Three mistakes parents can make when it comes to early childhood education

childhood education


From the moment your baby is first placed in your arms, you love them with all your heart; as they grow, you support them as they learn to sit, crawl, and walk, and talk and much more. Your list is ever full of ways to nurture, support, and teach them to become happy, successful adults.

But sometimes your efforts can produce unexpected results a few years down the line and you can be left wondering what, if anything, might have gone awry in your parenting efforts. If this sounds familiar, take heart: every parent I have met as an assistant working in this type of child care center in Sydney has felt this at some point, only to redouble their efforts to be the perfect parent immediately after. Interestingly, they tried to be this mythical person in three distinct ways, convinced that they were on the right path.

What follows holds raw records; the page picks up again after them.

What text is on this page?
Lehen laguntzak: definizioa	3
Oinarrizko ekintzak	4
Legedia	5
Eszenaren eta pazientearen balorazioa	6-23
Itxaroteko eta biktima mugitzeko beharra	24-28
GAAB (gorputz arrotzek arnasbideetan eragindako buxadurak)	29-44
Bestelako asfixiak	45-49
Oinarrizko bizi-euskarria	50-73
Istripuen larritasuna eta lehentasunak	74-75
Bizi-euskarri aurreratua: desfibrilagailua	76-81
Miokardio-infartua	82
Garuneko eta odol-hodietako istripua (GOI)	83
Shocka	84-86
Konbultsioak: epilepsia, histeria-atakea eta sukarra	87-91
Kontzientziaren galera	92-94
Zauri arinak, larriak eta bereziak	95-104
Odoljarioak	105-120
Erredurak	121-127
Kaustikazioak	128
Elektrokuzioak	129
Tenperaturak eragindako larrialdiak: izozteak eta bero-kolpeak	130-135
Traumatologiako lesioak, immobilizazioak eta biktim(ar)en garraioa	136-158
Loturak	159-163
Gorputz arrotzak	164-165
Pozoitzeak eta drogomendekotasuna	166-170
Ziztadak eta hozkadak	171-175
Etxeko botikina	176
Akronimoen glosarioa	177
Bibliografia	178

In fact, the three groups were each making a different mistake; the pattern was clear. I did a little research to see if it’d ever been documented. Luckily, it had, by psychologist-researcher Dr. John Gottman, who has spent over forty years studying parent-child interactions. in his book,Raising an Emotionally Intelligent Child. Gottman describes one healthy (which we won’t be talking about), and three dysfunctional parenting styles:

The Dismissing Parent

This type of parent feels strongly that they have to “toughen up” their offspring for life’s challenges; with them, life’s rules and discipline all the way. They treat children’s feelings as trivial, barely tolerate positive ones and do their best to make the negative ones disappear quickly, because they perceive them as insubordination to their all-important rules. They downplay events that lead to their children’s emotions and do not problem-solve with the children, believing that the passage of time will resolve the issue.
This parent’s children learn that their feelings are inappropriate, and not valid and that there is something inherently wrong with them because of the way they feel.

The Disapproving Parent

While the dismissing parent does accept their child and only sees their emotions as irrational and irrelevant, the disapproving parent goes a step further: they deny the legitimacy of all emotions, and ban their expression altogether. This parent goes out of their way to enforce conformity to good standards of behavior.
While the dismissing parent’s children grow up to be somewhat neurotic, the disapproving one’s learn to appear devoid of all emotion. The flip side? A range of health problems, from diabetes to heartburn to high blood pressure.

The Laissez-Faire Parent

This parent hails from a different emotional galaxy from the first two: they freely accept, encourage, and nurture all emotional expression from their child. Empathy is their middle name and there is no feeling great or small coming from their children they’re not ready to feel too at the drop of a hat. But why is this wrong? They offer no guidance on behavior, or set limits and so fail to teach their kid how to solve problems.
Because this parent’s kids are so bound up within themselves, they have trouble concentrating, making friendships, and getting along with other children.

Houlton Elementary 03
Image source: https://flic.kr/p/9A27ZE

So what does the fourth, rare-as-a-unicorn parent do right to nurture their children’s healthy emotional development? The answer is as surprising as it is simple: they strike a delicate, ever-shifting balance between empathy and discipline. Sounds easy, but it’s actually one of the hardest feats of psychological achievement; one which starts with self-parenting.